Crede sia riproponibile il modulo d'identificazione non retrodatabile? State lavorando a qualcosa di simile?
C’è bisogno di tutelare maggiormente le donne ed è necessario che le garanzie siano chiare. In Parlamento abbiamo lavorato ad una formula via internet, molto semplice, che non lascia spazio ad alcun dubbio interpretativo: l'utilizzo delle nuove tecnologie consente di rendere una pratica amministrativa più facile e immediata. Se si vuole andare verso una deburocratizzazione non si capisce perché, nella revisione della riforma del lavoro, non possano essere contemplati anche ammodernamenti tecnologici di comunicazione con la pubblica amministrazione.
Ancora sulle dimissioni in bianco, Di Salvo denuncia che in caso di abuso, nell’ultima formulazione del ddl, la sanzione si è trasformata in una semplice multa. Secondo lei questo è un deterrente sufficiente contro tali pratiche?
No, credo si debba essere più rigidi: é importante che ci sia una sanzione chiara e pesante. Anche sull’introduzione obbligatoria di quote rosa nei cda e nelle società a controllo pubblico - la legge su cui ho lavorato di più -  ci siamo molto battuti sulla questione della sanzione perché abbiamo riscontrato che in alcuni casi sembra preferibile, da parte dei datori di lavoro, pagare una multa invece che sostenere gli oneri derivanti da un’assunzione. Se si vuole veramente colpire questo fenomeno, talmente meschino, è necessario che siano le sanzioni a disincentivare tali comportamenti.
La bozza di riforma tocca anche la tutela della maternità, prevedendo due misure innovative: l’introduzione del congedo di paternità obbligatoria e i voucher per il pagamento della baby-sitter. Per quanto riguarda il primo punto, lei aveva presentato già nel 2009 una proposta di legge in cui proponeva quattro giorni obbligatori di congedo per i papà, pagati al 100% della retribuzione e altri quindici giorni facoltativi remunerati al 80%. Nel ddl sono previsti solo tre giorni, dei quali due in sostituzione della madre e uno in aggiunta. Basterà?
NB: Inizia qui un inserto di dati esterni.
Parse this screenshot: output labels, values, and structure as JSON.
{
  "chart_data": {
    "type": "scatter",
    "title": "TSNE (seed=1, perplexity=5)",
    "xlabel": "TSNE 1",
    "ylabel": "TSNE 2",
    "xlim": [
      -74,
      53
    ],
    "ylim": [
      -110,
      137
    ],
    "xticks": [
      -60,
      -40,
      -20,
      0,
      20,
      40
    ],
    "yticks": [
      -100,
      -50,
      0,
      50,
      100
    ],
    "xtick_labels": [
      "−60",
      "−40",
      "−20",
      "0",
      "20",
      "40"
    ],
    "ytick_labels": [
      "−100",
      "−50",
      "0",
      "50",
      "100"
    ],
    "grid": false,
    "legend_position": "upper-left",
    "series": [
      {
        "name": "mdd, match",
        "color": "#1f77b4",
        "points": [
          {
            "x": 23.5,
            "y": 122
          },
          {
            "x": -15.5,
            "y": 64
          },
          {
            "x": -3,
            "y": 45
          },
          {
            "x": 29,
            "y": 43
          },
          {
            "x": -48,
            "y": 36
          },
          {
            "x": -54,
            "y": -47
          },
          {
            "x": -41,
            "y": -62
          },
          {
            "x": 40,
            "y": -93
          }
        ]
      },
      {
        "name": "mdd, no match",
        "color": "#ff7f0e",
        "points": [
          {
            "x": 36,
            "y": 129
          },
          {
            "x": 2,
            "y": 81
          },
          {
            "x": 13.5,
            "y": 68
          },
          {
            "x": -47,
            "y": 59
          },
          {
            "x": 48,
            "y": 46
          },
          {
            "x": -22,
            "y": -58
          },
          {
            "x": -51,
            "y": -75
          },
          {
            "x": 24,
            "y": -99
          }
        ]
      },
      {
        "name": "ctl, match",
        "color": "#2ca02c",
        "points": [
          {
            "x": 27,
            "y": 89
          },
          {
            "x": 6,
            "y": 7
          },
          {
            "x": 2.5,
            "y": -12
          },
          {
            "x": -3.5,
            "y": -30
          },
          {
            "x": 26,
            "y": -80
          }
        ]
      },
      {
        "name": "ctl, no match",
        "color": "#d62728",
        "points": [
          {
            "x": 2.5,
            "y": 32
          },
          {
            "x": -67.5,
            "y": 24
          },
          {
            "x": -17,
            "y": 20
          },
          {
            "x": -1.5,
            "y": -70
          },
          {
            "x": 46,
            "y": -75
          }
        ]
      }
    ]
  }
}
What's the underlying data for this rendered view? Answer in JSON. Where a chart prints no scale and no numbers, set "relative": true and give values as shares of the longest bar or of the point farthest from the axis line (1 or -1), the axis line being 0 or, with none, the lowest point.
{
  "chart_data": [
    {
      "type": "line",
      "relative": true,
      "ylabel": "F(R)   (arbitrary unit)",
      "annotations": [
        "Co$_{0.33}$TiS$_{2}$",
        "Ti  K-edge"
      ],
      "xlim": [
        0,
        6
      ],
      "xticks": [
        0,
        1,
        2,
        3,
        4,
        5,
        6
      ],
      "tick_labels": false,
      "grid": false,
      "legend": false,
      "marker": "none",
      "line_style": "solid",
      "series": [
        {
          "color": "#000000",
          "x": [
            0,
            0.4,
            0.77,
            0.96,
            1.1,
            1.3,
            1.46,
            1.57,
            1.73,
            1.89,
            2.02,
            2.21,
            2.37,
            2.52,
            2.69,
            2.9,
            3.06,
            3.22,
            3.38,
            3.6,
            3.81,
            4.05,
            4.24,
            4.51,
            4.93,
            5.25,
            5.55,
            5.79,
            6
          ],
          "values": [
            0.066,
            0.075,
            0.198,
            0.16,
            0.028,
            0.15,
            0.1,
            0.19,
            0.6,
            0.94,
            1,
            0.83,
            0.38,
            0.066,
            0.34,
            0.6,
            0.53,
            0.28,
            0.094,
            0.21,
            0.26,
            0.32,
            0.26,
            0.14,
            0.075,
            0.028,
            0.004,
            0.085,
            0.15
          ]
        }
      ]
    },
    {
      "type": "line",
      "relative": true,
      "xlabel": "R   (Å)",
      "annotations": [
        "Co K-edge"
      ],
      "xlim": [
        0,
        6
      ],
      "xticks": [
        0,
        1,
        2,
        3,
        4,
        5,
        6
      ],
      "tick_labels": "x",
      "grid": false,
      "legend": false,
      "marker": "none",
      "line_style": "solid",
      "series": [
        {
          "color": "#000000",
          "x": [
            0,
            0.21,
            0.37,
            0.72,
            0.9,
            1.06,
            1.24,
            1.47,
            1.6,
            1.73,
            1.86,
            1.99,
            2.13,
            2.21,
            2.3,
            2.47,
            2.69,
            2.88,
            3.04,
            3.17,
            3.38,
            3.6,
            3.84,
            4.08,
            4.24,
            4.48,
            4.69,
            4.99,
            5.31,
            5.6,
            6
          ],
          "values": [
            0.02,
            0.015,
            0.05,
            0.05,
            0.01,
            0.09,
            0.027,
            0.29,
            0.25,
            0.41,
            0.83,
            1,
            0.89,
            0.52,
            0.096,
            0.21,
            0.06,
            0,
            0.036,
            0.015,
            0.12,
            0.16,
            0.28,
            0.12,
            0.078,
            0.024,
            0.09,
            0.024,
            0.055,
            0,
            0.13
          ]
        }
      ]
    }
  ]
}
Sì. Anche se sembra poco, sono comunque molto d’accordo con quanto previsto dal disegno di legge Fornero poiché è importante introdurre una misura simbolica di obbligatorietà per il congedo paterno: è un primo passo per modificare un’attitudine culturale sfavorevole alle donne. Guardiamo al Portogallo: lì è stata introdotta una misura del genere già nel 2002. E da allora ad oggi i padri che hanno usufruito del congedo facoltativo, a seguito di quello obbligatorio di pochi giorni, sono passati da una percentuale del 2% al 22%. Sono quindi favorevole e sostengo in pieno anche sono solo due giorni di congedo. Dopo di che è chiaro che bisogna lavorare anche per fare in modo che i padri siano sempre più coinvolti e che quindi l'onere della nascita di un figlio non ricada sempre solo sulla madre.
Cosa proporrà il Pd in
Parlamento per migliorare il testo del disegno di legge Fornero?
Ci concentreremo molto sullo studio di nuove opportunità di organizzazione del lavoro che realizzino una flessibilità, in termini di orari, in grado di andare in contro alle esigenze espresse dalle donne lavoratrici. E vigileremo affinché le nuove disposizioni normative siano supportate da adeguati budget. 

Eleonora Voltolina
con la collaborazione di Lorenza Margherita

[la foto di Alessia Mosca è di @Luca Pradella]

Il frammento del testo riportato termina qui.